Goffman’s chosen topic is original and bold in both its focus and approach. The Dhufar’s revolution remains a sensitive question in the national history of the Sultanate of Oman and this work is a significant contribution to the recent scholarly writing of its history. Through the analysis of the militarization of political participation and gendered identities during the war, Goffman masterly shows how the revolutionaries created and imagined spaces of modernity that connect them to the broader regional and international liberationist projects.
This revolutionary discourse on modernity competed with official sources (both Omani and British) as shown in the three perspectives of Arabic sources: one revolutionary document, one sympathetic observer and one counter-insurgency agent. Goffman skillfully weaves these sources into her detailed and nuanced analysis. Carrying weapons was not only a necessary way to fight but also a symbolic entry into the polity and participatory politics, and a link to other liberation struggles. Including women in the enactment of violence was part and parcel of the modernization project that reformulated local gender relations and merged them into equal citizenship. Yet Goffman never loses sight of the complexity of such a voluntarist program, as women are always seen through a male lens. This is reminiscent of the famous novel by Sonallah Ibrahim on the figure of Warda which contributed to the perpetuation the iconic and desirable figure of the female combatant.

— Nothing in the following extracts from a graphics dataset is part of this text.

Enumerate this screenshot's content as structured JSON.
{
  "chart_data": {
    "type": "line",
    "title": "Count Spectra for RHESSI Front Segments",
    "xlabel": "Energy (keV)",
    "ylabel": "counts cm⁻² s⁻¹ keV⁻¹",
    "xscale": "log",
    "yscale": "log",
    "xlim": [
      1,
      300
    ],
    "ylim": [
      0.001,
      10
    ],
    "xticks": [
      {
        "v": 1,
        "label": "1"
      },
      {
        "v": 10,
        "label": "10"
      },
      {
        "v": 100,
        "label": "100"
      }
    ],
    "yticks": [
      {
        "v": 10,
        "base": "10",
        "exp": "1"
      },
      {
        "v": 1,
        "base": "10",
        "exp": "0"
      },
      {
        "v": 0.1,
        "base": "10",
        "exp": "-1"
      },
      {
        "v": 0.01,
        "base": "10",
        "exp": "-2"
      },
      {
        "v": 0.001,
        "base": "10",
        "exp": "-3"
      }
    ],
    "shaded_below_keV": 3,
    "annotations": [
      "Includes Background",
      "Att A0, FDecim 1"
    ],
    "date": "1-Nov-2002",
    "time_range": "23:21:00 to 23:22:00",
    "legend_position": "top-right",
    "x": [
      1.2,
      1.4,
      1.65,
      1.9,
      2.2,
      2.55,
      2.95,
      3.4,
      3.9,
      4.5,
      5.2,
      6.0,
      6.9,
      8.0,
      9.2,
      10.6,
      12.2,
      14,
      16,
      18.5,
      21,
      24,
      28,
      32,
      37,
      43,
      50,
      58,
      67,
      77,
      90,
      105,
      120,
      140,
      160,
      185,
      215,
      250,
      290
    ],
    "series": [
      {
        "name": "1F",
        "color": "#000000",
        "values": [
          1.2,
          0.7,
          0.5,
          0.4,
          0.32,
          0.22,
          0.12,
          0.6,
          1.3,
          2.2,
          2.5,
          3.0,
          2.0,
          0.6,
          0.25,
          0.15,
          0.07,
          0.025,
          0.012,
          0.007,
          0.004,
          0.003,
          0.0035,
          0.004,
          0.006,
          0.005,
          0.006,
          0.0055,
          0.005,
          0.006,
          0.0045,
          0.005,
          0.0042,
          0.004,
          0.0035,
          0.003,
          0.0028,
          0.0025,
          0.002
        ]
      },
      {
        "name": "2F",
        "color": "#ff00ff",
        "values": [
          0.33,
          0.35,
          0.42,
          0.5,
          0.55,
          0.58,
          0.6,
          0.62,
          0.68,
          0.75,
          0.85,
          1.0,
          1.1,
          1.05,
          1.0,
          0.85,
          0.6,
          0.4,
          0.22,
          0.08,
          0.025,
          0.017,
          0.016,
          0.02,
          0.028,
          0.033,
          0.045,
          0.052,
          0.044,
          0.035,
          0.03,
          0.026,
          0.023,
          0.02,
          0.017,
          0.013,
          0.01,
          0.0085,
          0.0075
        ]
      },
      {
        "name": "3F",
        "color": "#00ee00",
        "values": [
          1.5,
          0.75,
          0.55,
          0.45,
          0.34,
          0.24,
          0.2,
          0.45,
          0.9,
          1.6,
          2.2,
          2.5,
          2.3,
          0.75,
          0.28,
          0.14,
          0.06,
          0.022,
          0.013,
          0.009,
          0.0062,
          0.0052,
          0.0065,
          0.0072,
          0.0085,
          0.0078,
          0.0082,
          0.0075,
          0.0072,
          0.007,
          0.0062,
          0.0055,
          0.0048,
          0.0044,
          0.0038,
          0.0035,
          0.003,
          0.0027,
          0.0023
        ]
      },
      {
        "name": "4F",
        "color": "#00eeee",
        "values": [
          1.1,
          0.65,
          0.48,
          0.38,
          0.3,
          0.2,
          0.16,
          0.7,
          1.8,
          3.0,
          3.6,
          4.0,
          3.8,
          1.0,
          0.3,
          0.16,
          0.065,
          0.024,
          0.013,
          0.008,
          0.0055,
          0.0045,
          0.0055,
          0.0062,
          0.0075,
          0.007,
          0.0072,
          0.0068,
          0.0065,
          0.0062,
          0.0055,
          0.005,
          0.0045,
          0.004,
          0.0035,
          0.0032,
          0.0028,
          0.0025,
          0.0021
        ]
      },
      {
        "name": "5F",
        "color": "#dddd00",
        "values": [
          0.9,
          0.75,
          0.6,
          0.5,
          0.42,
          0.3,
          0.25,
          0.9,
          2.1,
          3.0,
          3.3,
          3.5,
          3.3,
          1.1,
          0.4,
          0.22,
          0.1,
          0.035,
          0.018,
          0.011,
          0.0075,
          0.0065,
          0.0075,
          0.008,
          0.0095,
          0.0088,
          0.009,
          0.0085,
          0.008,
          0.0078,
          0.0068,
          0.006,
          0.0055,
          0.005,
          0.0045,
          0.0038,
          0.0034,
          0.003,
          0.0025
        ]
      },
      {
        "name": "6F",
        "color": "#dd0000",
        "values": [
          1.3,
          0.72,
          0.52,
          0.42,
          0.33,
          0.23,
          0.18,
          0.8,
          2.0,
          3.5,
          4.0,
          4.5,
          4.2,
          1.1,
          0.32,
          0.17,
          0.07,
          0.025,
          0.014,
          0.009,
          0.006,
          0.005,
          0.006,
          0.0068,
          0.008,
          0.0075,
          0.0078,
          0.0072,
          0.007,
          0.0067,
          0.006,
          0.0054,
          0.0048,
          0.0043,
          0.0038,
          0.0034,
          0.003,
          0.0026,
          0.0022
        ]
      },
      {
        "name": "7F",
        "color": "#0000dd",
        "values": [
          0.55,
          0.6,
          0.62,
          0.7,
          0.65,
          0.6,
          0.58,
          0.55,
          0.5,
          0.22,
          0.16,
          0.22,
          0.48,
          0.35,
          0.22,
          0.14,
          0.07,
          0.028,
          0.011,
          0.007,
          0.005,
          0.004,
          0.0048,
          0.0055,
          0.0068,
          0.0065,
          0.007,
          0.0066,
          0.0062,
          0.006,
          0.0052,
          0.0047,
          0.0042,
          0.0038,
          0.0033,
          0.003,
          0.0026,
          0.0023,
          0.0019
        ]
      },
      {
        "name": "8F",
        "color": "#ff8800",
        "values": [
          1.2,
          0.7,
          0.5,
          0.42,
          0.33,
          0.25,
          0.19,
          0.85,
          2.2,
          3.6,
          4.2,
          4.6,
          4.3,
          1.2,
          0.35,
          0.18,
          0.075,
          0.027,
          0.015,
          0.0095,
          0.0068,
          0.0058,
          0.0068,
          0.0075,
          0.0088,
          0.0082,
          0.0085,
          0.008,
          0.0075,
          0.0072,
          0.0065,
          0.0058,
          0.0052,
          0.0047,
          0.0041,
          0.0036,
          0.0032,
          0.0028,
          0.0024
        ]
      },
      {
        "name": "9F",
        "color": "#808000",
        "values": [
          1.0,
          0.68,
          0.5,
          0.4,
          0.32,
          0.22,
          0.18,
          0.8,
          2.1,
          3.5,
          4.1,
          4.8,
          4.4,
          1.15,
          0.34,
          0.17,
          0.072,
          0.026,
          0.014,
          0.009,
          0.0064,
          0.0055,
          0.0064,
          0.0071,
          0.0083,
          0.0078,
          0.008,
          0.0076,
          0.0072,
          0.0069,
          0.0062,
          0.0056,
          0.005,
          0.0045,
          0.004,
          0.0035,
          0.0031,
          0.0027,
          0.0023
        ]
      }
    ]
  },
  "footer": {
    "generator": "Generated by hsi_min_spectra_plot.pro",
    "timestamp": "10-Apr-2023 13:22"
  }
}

This research makes a valuable contribution to the field of history and women in the Middle East not only by shedding light on an under researched topic but also by raising important questions around the link between militarization, politics and identity, as well as the symbolic use of iconic arms in asymmetrical wars and the meaning of women carrying them -– or not –– with regard to prevailing standards of modernity. Wonderfully written, this work deserves the praise of the committee.